Mekar Bunga Asmarakah Makna Desiran Itu ?


“Siapa pria itu ?” tanya papaku, sambil matanya mengintip dari balik gorden kearah ruang tamu tempat Her sedang duduk. Kulihat bola mata papa membesar, pertanda yang sudah sangat kukenal dan selalu muncul terlihat bila ada pria baru yang datang ke rumah mencariku. Apalagi bila melihat ia memelintir kumisnya yang mirip kumis pak Raden, itu tanda-tanda saya harus segera menyuruh pulang tamu priaku.

“Hanya teman.”, secara asal-asalan saya menjawab, karena terus terang saya tak tak tahu harus bagaimana menjelaskan semua cerita asal-usul hingga Her bisa bersama saya hari ini datang ke rumahku. 

Saya buru-buru berjalan ke dapur hendak mencari mama. Biasanya mama selalu membelaku saat saya merasa terpojok begini tak tahu harus berbuat apa. Tapi tak kulihat keberadaan mama di dapur, lalu saya mencarinya di semua kamar yang ada, tak ada juga. Begitu juga saat kucari ke pekarangan belakang rumah, tempat menjemur pakaian, lagi-lagi mama tak ada.

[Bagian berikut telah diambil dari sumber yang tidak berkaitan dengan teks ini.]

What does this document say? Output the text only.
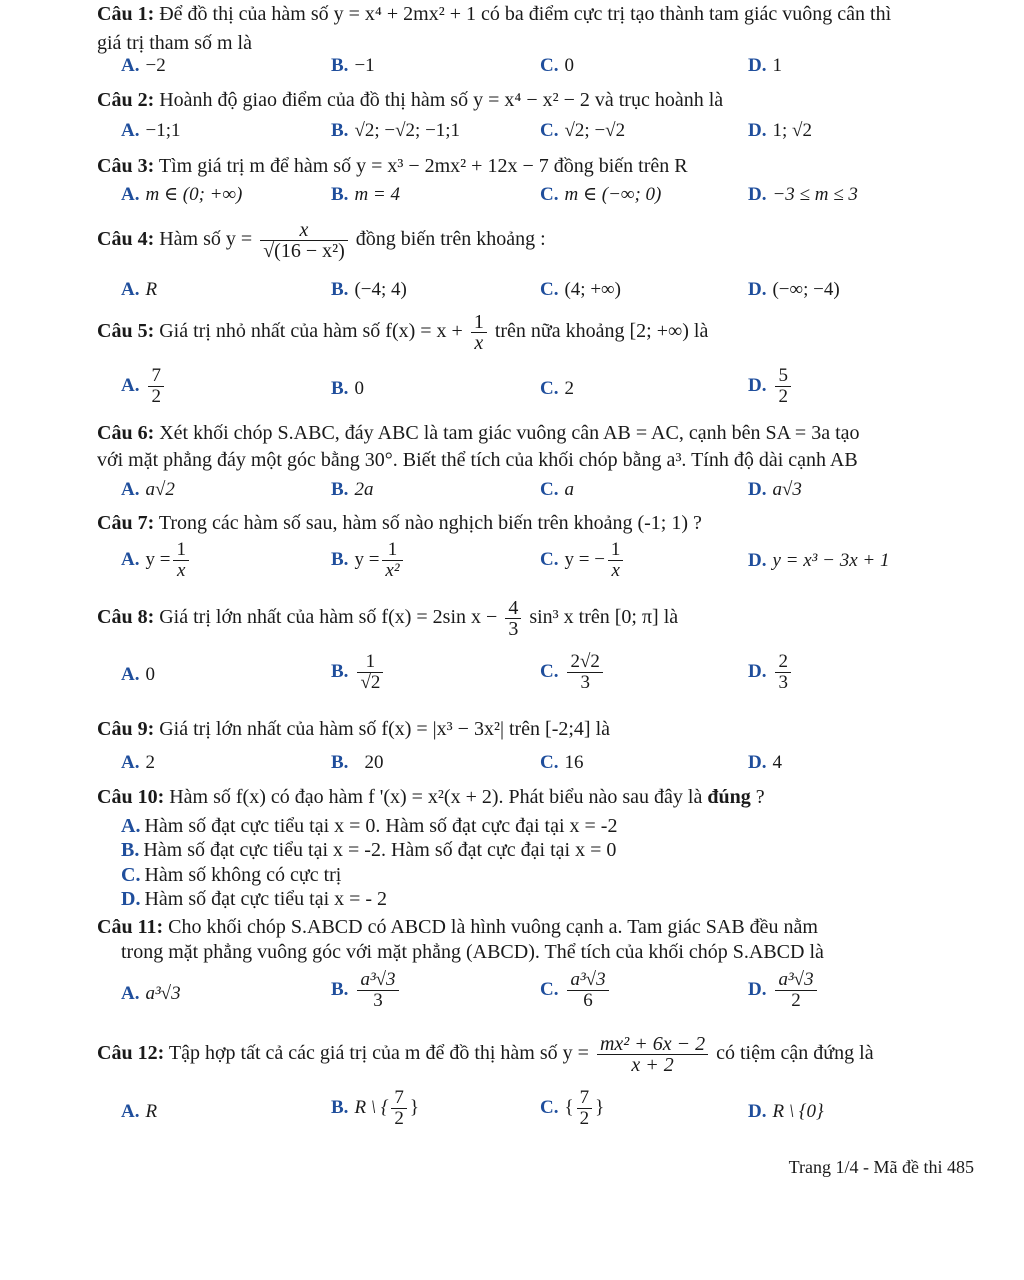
Câu 1: Để đồ thị của hàm số y = x⁴ + 2mx² + 1 có ba điểm cực trị tạo thành tam giác vuông cân thì
giá trị tham số m là
A. −2	B. −1	C. 0	D. 1
Câu 2: Hoành độ giao điểm của đồ thị hàm số y = x⁴ − x² − 2 và trục hoành là
A. −1;1	B. √2; −√2; −1;1	C. √2; −√2	D. 1; √2
Câu 3: Tìm giá trị m để hàm số y = x³ − 2mx² + 12x − 7 đồng biến trên R
A. m ∈ (0; +∞)	B. m = 4	C. m ∈ (−∞; 0)	D. −3 ≤ m ≤ 3
Câu 4: Hàm số $y = \frac{x}{\text{√(16 − x²)}}$ đồng biến trên khoảng :
A. R	B. (−4; 4)	C. (4; +∞)	D. (−∞; −4)
Câu 5: Giá trị nhỏ nhất của hàm số $f(x) = x + \frac{1}{x}$ trên nữa khoảng [2; +∞) là
A. $\frac{7}{2}$	B. 0	C. 2	D. $\frac{5}{2}$
Câu 6: Xét khối chóp S.ABC, đáy ABC là tam giác vuông cân AB = AC, cạnh bên SA = 3a tạo
với mặt phẳng đáy một góc bằng 30°. Biết thể tích của khối chóp bằng a³. Tính độ dài cạnh AB
A. a√2	B. 2a	C. a	D. a√3
Câu 7: Trong các hàm số sau, hàm số nào nghịch biến trên khoảng (-1; 1) ?
A. $y = \frac{1}{x}$	B. $y = \frac{1}{\text{x²}}$	C. y = − $\frac{1}{x}$	D. y = x³ − 3x + 1
Câu 8: Giá trị lớn nhất của hàm số f(x) = 2sin $x - \frac{4}{3} \sin^3$ x trên [0; π] là
A. 0	B. $\frac{1}{√2}$	C. $\frac{2√2}{3}$	D. $\frac{2}{3}$
Câu 9: Giá trị lớn nhất của hàm số f(x) = |x³ − 3x²| trên [-2;4] là
A. 2	B. 20	C. 16	D. 4
Câu 10: Hàm số f(x) có đạo hàm f '(x) = x²(x + 2). Phát biểu nào sau đây là đúng ?
A. Hàm số đạt cực tiểu tại x = 0. Hàm số đạt cực đại tại x = -2
B. Hàm số đạt cực tiểu tại x = -2. Hàm số đạt cực đại tại x = 0
C. Hàm số không có cực trị
D. Hàm số đạt cực tiểu tại x = - 2
Câu 11: Cho khối chóp S.ABCD có ABCD là hình vuông cạnh a. Tam giác SAB đều nằm
trong mặt phẳng vuông góc với mặt phẳng (ABCD). Thể tích của khối chóp S.ABCD là
A. a³√3	B. $\frac{\text{a³√3}}{3}$	C. $\frac{\text{a³√3}}{6}$	D. $\frac{\text{a³√3}}{2}$
Câu 12: Tập hợp tất cả các giá trị của m để đồ thị hàm số $y = \frac{\text{mx² + 6x − 2}}{x + 2}$ có tiệm cận đứng là
A. R	B. R \ { $\frac{7}{2}$ }	C. { $\frac{7}{2}$ }	D. R \ {0}
Trang 1/4 - Mã đề thi 485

Saya mulai cemas, kuatir papa akan menyuruh pulang Her seperti tamu priaku yang lainnya, kuraba telapak tanganku yang kembali mulai basah kuyup. Haruskah rasa kepada makhluk Tuhan bernama lelaki yang bernama Her kupendam lagi sedalam-dalamnya, seperti yang pernah terjadi pada lelaki lain sebelumnya.

“Mamamu sedang keluar beli toples untuk bumbu dapur di Indomaret seberang jalan.”, suara papa terdengar pelan di gedang telingaku tapi sungguh mengejutkanku, entah sudah berapa lama ia berdiri di belakangku.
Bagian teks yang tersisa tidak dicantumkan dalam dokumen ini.